Selama satu dekade terakhir ada kecenderungan peningkatan peran dan partisipasi perempuan. Di satu sisi kaum perempuan tidak memilik cukup kepercayaan diri untuk terlibat dalam politik sementara kaum pemilih merasa sanksi akan kemampuan mereka. pada sisi lain, terdapat banyak kaum perempuan yang tidak aktif di dunia politik namum gigih berjuang di garis depan dalam memecahkan persoalan-persoalan publik yang penting.Terbukanya peluang memperbaiki representasi perempuan seharusnya tidak terlalu ditekankan pada sisi kuantitasnya saja. Tentu akan percuma bila kesempatan itu tidak diikuti oleh penyiapan kader yang baik. sesungguhnya, yang paling penting adalah meningkatkan kapasitas dalam aktualisasi politik kaum perempuan, dan lebih jauh lagi mendorong keterlibatan perempuan untuk duduk di posisi-posisi penentu kebijakan publik.

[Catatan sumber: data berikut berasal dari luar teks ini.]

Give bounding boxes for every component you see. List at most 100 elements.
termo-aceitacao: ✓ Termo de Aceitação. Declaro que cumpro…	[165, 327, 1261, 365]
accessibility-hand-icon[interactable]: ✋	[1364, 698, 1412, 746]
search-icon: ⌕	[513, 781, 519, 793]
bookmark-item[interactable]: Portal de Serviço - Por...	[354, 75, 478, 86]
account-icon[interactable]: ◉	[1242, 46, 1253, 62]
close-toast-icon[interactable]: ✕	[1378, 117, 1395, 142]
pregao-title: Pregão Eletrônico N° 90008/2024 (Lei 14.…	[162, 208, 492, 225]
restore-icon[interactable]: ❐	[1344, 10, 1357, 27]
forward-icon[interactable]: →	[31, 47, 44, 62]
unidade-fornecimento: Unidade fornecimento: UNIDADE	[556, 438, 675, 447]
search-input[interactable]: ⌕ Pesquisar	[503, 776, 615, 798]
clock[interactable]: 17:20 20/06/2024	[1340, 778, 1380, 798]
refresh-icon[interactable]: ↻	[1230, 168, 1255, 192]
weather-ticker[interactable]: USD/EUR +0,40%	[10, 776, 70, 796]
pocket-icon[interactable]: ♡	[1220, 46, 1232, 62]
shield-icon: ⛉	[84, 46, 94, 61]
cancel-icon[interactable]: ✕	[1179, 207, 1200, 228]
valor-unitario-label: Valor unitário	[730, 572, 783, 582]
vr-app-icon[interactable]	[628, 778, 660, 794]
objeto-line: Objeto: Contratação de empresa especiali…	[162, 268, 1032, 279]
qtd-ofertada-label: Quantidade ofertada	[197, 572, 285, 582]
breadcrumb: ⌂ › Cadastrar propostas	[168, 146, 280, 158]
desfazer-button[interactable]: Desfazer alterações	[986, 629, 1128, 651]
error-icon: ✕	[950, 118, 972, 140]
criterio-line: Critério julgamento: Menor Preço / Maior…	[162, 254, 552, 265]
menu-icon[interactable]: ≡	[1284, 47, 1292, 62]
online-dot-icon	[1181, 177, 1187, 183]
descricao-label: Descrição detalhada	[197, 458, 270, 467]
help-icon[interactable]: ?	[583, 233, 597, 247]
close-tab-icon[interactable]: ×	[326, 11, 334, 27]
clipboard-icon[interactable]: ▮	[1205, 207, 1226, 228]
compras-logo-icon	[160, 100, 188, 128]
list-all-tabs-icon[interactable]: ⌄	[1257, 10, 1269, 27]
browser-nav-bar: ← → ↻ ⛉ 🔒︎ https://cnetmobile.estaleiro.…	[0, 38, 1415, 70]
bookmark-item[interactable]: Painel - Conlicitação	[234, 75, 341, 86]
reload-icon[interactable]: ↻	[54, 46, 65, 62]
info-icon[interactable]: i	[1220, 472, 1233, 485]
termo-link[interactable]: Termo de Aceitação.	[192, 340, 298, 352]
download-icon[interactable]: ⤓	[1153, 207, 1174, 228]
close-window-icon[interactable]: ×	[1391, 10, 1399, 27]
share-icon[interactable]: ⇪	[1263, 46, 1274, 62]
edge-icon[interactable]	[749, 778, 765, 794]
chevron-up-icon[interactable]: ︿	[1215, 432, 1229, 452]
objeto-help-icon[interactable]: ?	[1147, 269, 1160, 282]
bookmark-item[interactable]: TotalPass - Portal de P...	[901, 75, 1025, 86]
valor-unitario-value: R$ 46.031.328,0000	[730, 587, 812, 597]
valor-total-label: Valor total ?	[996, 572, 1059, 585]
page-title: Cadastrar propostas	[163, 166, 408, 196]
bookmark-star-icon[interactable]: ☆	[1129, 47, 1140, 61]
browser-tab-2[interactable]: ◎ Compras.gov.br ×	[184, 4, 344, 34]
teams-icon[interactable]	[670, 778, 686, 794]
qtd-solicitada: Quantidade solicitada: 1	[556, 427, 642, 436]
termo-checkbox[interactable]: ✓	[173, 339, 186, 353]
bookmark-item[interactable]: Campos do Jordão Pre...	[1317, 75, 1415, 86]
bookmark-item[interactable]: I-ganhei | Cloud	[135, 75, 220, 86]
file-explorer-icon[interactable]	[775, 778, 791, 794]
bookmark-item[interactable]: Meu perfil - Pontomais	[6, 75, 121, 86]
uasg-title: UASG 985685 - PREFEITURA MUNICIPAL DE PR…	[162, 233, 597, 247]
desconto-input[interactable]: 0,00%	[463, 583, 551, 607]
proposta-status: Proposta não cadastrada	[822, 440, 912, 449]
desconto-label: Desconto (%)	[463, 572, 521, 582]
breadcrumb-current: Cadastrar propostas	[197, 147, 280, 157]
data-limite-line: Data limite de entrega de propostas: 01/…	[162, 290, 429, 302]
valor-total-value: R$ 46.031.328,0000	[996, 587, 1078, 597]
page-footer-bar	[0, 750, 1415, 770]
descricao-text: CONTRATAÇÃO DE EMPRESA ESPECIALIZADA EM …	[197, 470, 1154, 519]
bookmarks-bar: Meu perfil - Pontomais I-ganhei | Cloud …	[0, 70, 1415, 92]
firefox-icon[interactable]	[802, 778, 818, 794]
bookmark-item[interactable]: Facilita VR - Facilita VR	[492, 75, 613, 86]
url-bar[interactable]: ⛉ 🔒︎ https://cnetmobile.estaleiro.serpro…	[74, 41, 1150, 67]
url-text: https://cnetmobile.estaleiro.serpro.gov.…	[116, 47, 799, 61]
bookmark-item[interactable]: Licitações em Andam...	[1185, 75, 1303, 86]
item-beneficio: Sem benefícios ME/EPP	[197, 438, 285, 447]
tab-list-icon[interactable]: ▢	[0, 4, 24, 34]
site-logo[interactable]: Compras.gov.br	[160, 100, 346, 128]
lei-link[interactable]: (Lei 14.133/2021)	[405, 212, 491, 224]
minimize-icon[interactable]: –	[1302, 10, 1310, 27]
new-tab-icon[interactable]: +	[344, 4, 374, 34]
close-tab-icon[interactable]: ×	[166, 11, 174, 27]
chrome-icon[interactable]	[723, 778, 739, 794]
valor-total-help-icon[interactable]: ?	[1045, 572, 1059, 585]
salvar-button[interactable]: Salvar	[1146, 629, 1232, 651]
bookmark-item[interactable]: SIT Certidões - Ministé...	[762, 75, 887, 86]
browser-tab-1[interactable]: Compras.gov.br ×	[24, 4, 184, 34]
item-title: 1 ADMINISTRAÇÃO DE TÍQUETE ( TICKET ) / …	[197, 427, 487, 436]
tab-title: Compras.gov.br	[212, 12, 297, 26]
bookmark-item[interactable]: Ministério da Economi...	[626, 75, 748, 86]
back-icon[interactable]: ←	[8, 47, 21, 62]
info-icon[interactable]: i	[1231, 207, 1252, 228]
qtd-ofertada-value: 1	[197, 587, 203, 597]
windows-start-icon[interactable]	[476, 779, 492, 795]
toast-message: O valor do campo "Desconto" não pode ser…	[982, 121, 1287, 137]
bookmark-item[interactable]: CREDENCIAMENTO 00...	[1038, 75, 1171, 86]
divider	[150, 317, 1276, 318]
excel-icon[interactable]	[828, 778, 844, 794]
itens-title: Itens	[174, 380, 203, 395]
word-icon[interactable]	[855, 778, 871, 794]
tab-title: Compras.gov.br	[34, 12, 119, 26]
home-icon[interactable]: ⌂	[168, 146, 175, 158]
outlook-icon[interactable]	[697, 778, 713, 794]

Kesempatan dalam kiprah politik dan peran kepemimpinan bagi perempuan,penting untuk terus ditingkatkan tidak hanya untuk mempengaruhi proses pengambilan keputusan politik, tetapi juga agar perempuan dapat membangun sistem dan etika politik yang semakin baik. Ini terkait dengan kapasitas perempuan sebagai pemilih, pemimpin partai politik, legislator atau pejabat pemerintah supaya semakin banyak kebijakan publik yang merefleksikan kekhawatiran dan perspektif perempuan serta diiiringi derajat sensitifitas yang makin tinggi pada berbagai persoalan di tanah air. Hasil penelitian di beberapa negara di dunia menunjukkan bahwa efektifitas peran perempuan dalam mendorong kesejahteraan lebih kuat pengaruhnya melalui peran dalam legislatif ketimbang eksekutif.
Merujuk pada kondisi saat ini, mayoritas parlemen di dunia masih didominasi oleh anggota laki-laki. Representasi perempuan di parlemen rata-rata masih rendah, belum mencapai 30%. Kondisi ini mengindikasikan bahwa aturan main atau regulasi atau norma, bangunan struktur, proses kerja maupun penilaian atas kinerja anggota parlemen masih ditentukan melalui ukuran-ukuran dan kriteria yang dibuat para aktor pembuat kebijakan yang sebagian besar terdiri dari laki-laki. Ketika kaum perempuan mulai ikut berpartisipasi di lembaga perwakilan ini, dengan representasi yang terus meningkat, dirasakan bahwa aturan main, regulasi, bangunan struktur kelembagaan di parlemen, norma,proses kerja maupun penilaian atas kinerja dan produk yang dihasilkan belum bisa mengakomodasi kepentingan mereka dan bahkan cenderung bias serta diskriminatif.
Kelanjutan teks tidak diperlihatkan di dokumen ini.